Marcellus Clayton Cooper, the first black dentist in Texas, was born in the Dallas area on February 12, 1862. He was born a slave and spent his childhood on Caruth Farm, “a former plantation built in 1855 and located on the west side of the Dallas Northwest Highway at Interstate 75 across from the North Park shopping center.” However, Cooper did not spend his entire youth at Caruth Farm. He attended school in East Dallas in the black settlements of an area near White Rock Lake. Sometime during his teen years he moved to Springfield, Missouri, to live with his father. While in Springfield, he finished high school.
Cooper moved back to Dallas after finishing high school. For eleven years he worked at Sanger Brothers department store and saved money to attend dental school. Apparently, his ambitions were no secret to his colleagues. A Dallas Morning News article published on September 29, 1891, stated that Sanger employees gave Cooper “a gold headed cane in token of their appreciation on the eve of his departure” to attend dental school. Cooper left Sanger Brothers and moved to Tennessee in order to study at the Meharry Medical School in Nashville.
He moved back to Dallas in 1896, and that same year he opened a dental practice on Commerce Street and then later moved to a building at Commerce and Pearl, which had been recently opened by Dr. Benjamin Bluitt, the first black surgeon in Dallas. In 1915 he moved to 2551 Elm Street and set up his practice in the Pythian Temple, a popular office building for prominent black professionals.
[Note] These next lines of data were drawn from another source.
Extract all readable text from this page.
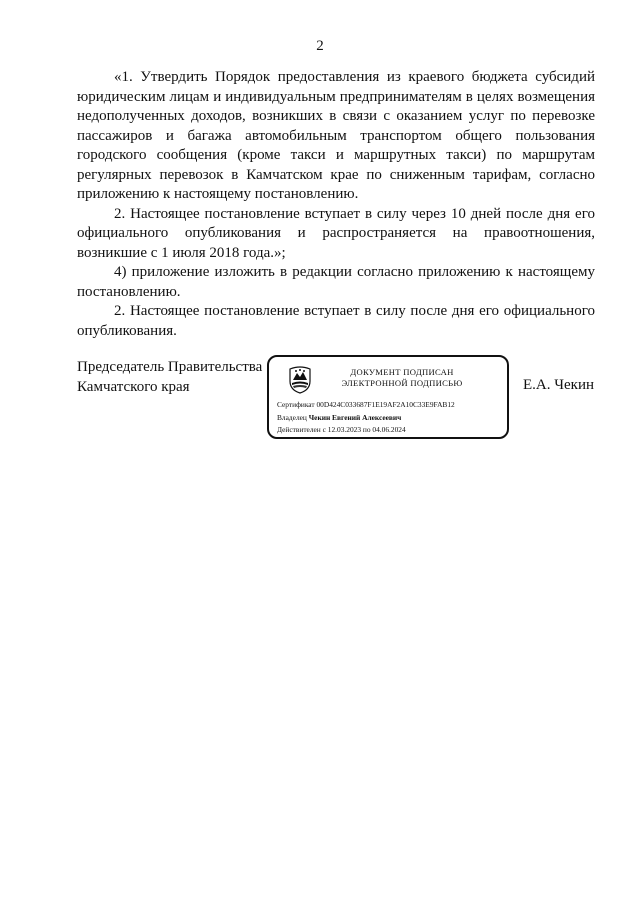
2

«1. Утвердить Порядок предоставления из краевого бюджета субсидий юридическим лицам и индивидуальным предпринимателям в целях возмещения недополученных доходов, возникших в связи с оказанием услуг по перевозке пассажиров и багажа автомобильным транспортом общего пользования городского сообщения (кроме такси и маршрутных такси) по маршрутам регулярных перевозок в Камчатском крае по сниженным тарифам, согласно приложению к настоящему постановлению.

2. Настоящее постановление вступает в силу через 10 дней после дня его официального опубликования и распространяется на правоотношения, возникшие с 1 июля 2018 года.»;

4) приложение изложить в редакции согласно приложению к настоящему постановлению.

2. Настоящее постановление вступает в силу после дня его официального опубликования.

Председатель Правительства
Камчатского края
ДОКУМЕНТ ПОДПИСАН
ЭЛЕКТРОННОЙ ПОДПИСЬЮ
Сертификат 00D424C033687F1E19AF2A10C33E9FAB12
Владелец Чекин Евгений Алексеевич
Действителен с 12.03.2023 по 04.06.2024
Е.А. Чекин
Cooper was active in his community and continually supported black organizations and establishments. He was a member of the Dallas Black Chamber of Commerce and invested in the Lewis Dry Goods Store, which was the first black-owned downtown department store. He also helped establish Penny Savings Bank, the first African-American bank in Dallas, and he served as a Superintendent of Sunday School at Bethel A.M.E. Church.
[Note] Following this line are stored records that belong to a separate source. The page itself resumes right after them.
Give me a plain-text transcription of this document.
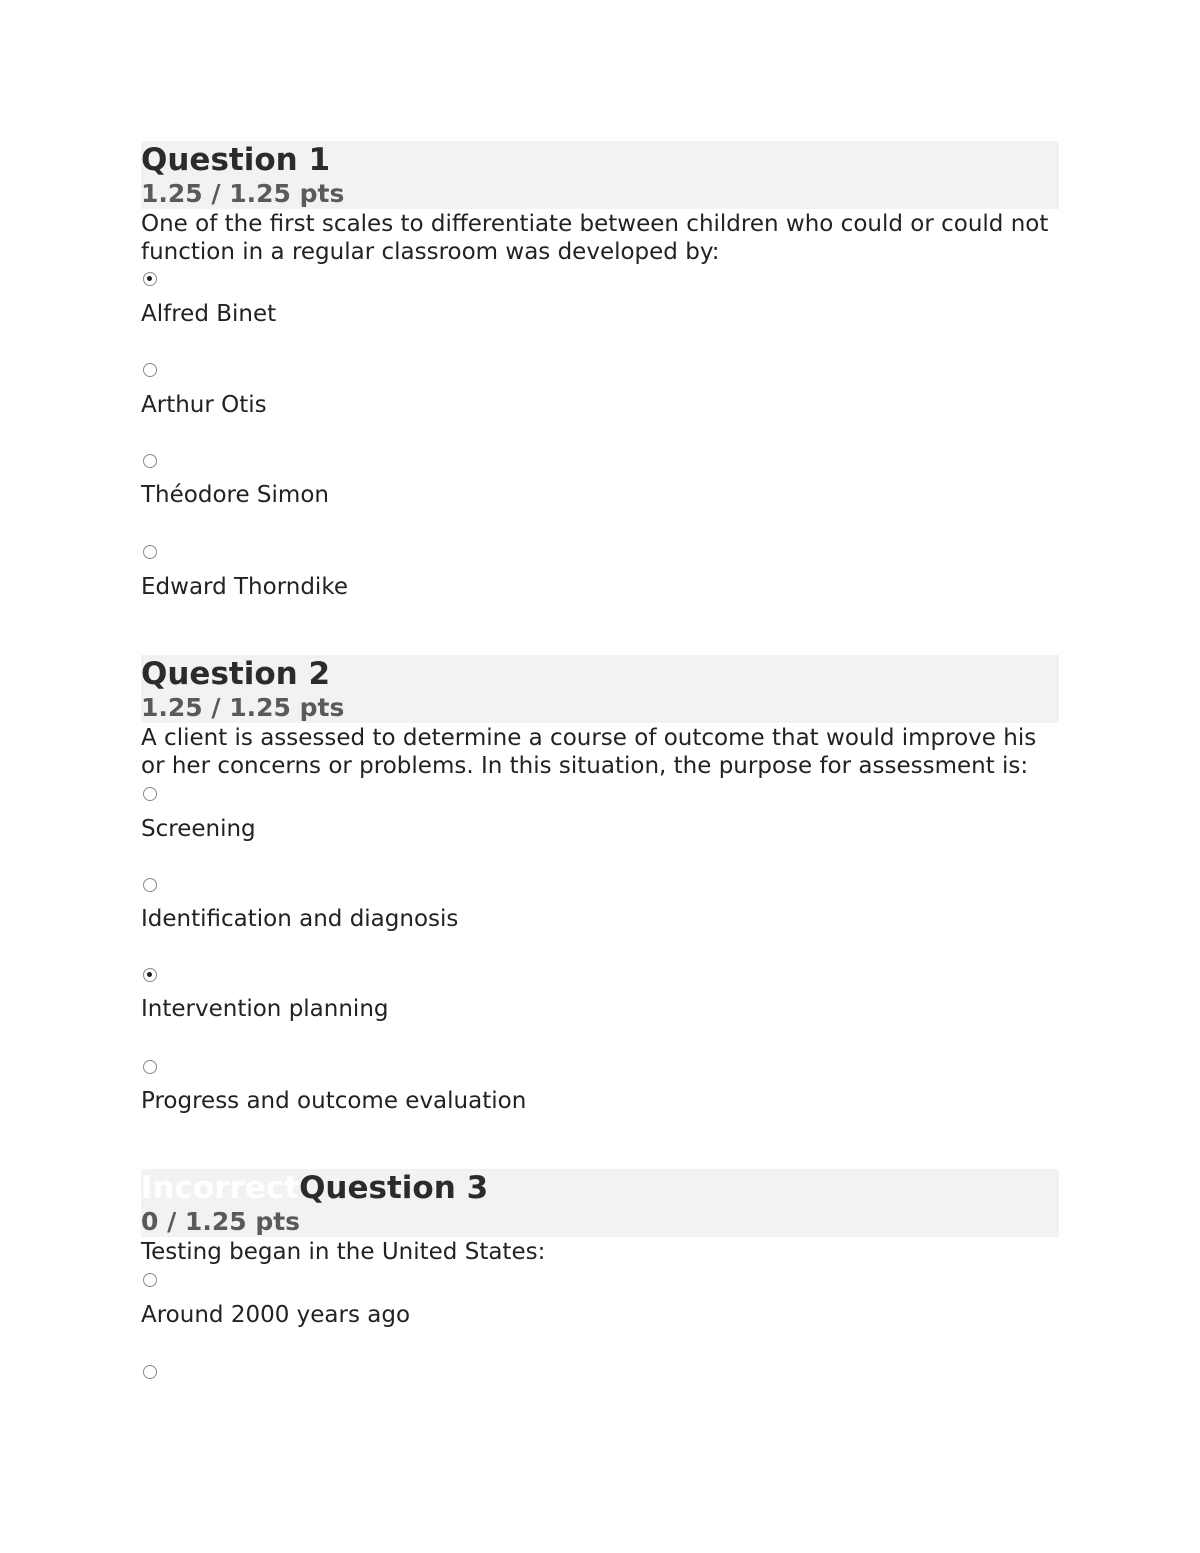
Question 1
1.25 / 1.25 pts

One of the first scales to differentiate between children who could or could not function in a regular classroom was developed by:

Alfred Binet
Arthur Otis
Théodore Simon
Edward Thorndike
Question 2
1.25 / 1.25 pts

A client is assessed to determine a course of outcome that would improve his or her concerns or problems. In this situation, the purpose for assessment is:

Screening
Identification and diagnosis
Intervention planning
Progress and outcome evaluation
IncorrectQuestion 3
0 / 1.25 pts

Testing began in the United States:

Around 2000 years ago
Cooper married Willie Beal sometime between 1905 and 1910. The union with his wife produced four children. He had two older children, Marzelle and William, from a previous marriage in which he became a widower. His daughter, Marzelle, became Dallas County’s first black juvenile probation officer in 1934.
Cooper and his family lived near downtown Dallas at 1521 Villars Street. His home still stood in the late twentieth century. He died on December 19, 1929, and was buried in Woodland Cemetery in Dallas. The M. C. Cooper Dental Society in Dallas was founded and named in his honor in 1954; Cooper Street in South Dallas also commemorates him.